Incoming URLs are handled by the resolvers in the following order: Viewerproxy control resolver, GetDataResolver, NotifyingURIResolver.

Viewerproxy control resolver

The HTTPControllerServer class manages index setup and missing URL collection for the viewerproxy. It is mainly used through the QA web interface. It has the following commands:

start recording URIS (/startRecordingURIs)
stop recording URIS (/stopRecordingURIs)
clear collected URIS (/clearRecordedURIs)
get collected URIS (/getRecordedURIs)
change index (/changeIndex)
get status (/getStatus)

Special Access

Via URLs

The GetDataResolver class provides some special URLs in the viewerproxy that can be used for more direct access to the stored data. To use them, your browser must be set up to access the viewerproxy in the same way as when browsing harvested data.

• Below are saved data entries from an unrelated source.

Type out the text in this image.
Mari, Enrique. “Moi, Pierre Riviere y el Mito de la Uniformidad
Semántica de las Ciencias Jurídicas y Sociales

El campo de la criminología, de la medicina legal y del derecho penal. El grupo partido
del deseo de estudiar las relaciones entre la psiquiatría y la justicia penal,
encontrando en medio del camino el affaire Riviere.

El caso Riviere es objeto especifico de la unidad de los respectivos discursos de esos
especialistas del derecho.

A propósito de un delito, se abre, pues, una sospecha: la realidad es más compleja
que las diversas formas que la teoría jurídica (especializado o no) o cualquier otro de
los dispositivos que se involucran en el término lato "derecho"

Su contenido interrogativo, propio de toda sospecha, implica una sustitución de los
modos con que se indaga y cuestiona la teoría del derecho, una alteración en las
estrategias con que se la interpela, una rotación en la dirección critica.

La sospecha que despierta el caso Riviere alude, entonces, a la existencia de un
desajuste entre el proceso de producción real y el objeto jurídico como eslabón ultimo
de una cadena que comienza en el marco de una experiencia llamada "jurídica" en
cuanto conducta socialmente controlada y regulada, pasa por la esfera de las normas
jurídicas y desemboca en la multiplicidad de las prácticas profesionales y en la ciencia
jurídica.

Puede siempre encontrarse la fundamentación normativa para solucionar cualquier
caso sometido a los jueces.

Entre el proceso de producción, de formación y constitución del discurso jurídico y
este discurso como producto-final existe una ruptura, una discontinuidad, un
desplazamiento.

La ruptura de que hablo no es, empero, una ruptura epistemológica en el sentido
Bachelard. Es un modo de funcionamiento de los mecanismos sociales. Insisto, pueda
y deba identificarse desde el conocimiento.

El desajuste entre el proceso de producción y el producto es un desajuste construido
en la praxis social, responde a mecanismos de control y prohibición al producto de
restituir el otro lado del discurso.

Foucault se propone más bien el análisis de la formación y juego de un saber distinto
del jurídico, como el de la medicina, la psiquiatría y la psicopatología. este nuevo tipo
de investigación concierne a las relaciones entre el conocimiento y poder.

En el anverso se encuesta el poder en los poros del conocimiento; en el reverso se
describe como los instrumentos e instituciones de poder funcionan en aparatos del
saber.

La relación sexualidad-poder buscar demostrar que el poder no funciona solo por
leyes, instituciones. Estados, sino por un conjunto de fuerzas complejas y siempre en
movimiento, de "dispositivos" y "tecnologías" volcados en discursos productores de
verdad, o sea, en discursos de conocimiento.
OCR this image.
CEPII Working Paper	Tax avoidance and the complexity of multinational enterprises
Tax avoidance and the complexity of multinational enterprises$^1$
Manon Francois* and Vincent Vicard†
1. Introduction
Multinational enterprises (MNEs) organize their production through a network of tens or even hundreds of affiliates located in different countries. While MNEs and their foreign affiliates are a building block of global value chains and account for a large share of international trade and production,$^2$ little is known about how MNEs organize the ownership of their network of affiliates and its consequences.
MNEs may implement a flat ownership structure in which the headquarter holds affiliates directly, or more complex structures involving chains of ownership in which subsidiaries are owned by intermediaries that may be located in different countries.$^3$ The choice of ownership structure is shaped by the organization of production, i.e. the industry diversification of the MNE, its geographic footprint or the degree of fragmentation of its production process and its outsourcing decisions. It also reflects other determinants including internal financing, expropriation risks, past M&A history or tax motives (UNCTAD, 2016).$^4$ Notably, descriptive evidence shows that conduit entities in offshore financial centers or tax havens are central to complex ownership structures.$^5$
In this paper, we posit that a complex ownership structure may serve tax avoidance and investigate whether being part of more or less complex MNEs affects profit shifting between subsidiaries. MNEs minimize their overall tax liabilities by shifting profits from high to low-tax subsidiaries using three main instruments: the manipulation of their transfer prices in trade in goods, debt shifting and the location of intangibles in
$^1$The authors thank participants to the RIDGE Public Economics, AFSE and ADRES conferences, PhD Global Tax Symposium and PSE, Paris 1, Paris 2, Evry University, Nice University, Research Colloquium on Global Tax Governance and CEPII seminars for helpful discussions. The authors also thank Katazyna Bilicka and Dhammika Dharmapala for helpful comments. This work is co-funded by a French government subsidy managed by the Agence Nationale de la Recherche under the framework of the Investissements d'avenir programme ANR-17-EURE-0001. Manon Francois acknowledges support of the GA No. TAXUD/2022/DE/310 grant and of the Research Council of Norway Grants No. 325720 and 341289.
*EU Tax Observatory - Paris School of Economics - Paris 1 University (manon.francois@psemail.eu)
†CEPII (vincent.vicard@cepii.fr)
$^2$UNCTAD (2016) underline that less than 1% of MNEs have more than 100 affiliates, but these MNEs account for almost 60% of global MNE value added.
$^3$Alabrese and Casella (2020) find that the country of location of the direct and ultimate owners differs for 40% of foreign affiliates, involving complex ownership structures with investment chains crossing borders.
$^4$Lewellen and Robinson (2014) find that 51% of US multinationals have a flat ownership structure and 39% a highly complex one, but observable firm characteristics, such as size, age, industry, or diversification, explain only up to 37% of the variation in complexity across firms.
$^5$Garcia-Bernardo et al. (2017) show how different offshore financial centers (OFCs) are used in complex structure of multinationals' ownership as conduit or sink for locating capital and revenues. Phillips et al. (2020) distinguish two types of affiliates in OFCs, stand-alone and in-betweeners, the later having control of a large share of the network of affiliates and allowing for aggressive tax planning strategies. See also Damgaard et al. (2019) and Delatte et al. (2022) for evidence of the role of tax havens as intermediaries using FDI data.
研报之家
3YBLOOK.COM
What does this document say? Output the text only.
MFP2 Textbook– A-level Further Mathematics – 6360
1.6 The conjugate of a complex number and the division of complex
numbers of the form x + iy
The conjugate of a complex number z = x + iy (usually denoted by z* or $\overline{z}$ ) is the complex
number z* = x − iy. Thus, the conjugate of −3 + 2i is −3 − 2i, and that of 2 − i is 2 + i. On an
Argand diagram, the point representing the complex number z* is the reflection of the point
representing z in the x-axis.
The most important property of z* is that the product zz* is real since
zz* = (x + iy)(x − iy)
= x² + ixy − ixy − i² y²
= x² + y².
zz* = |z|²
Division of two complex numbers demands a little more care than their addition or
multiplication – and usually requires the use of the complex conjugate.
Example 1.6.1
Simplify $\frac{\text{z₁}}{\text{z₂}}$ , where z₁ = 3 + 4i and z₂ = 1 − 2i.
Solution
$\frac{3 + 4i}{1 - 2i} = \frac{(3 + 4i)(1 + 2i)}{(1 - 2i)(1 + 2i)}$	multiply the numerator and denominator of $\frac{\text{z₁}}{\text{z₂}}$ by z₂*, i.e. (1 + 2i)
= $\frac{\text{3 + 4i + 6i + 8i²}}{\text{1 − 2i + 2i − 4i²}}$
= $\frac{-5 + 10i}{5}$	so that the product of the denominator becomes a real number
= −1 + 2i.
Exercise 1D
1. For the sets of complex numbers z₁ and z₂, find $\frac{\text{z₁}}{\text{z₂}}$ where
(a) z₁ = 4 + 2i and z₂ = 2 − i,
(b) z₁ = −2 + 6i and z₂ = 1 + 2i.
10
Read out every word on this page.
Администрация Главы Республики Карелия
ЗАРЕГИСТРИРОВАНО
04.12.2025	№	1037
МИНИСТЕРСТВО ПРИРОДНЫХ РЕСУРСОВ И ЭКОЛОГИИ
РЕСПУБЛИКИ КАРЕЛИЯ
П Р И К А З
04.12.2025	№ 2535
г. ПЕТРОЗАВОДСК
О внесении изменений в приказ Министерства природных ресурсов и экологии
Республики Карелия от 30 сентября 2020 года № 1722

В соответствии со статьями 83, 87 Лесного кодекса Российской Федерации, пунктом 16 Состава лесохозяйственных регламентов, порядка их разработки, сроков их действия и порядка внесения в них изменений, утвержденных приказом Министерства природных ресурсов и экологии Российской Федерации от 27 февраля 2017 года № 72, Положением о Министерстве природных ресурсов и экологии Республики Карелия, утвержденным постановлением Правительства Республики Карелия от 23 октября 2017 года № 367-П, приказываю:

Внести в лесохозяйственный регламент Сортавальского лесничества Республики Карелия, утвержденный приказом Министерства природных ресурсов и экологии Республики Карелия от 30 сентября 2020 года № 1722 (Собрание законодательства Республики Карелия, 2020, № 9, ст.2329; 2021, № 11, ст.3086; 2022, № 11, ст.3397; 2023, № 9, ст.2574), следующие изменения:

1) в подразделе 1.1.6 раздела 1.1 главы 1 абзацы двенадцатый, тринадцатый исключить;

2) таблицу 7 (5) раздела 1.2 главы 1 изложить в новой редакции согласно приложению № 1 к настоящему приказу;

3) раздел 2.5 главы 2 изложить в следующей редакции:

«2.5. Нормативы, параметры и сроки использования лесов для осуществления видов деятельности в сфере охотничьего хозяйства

The general format of the commands are http://viewerproxy.invalid/<command>?arg1=value1&arg2=value2…

The commands are:

getFile - gets a whole file from the archive
arcFile=<filename> - name of the file (without pathnames)
getRecord - gets a single (W)ARC record from the archive
arcFile=<filename> - name of the file to look up a record in (without pathnames)
arcOffset=<offset> - offset into the file the record starts at
getMetadata - gets all metadata for a job from the archive
jobID=<id> - ID (numeric) of the job for which to fetch metadata

Via Command Line

Futhermore it is possible to make getFile and getRecord commands from the command line the following way:

usage: java dk.netarkivet.archive.tools.GetFile <filename> [destination-file]

This tool retrieves a file from the archive. If the destination-file is omitted, the file is stored with the same name. The bitarchive replica the file is retrieved from is chosen based on the setting settings.archive.common.useReplicaId.

usage: java dk.netarkivet.archive.tools.GetRecord <indexdir> [uri]

This tool depends on the existence of a luceneindex, as generated by the index server. It will use this index to lookup the arcfile and offset to get a particular record from. It will then retrieve that record from the archive.

The bitarchive replica the file is retrieved from, is chosen based on the setting *settings.archive.common.useReplicaId. The result is printed to stdout.

Observer resolver

The NotifyingURIResolver class provides means for logging what users access through the viewerproxy. It never processes any URLs itself, merely allows a URIObserver to monitor the URLs. It is currently used to record URLs that are not handled by other resolvers.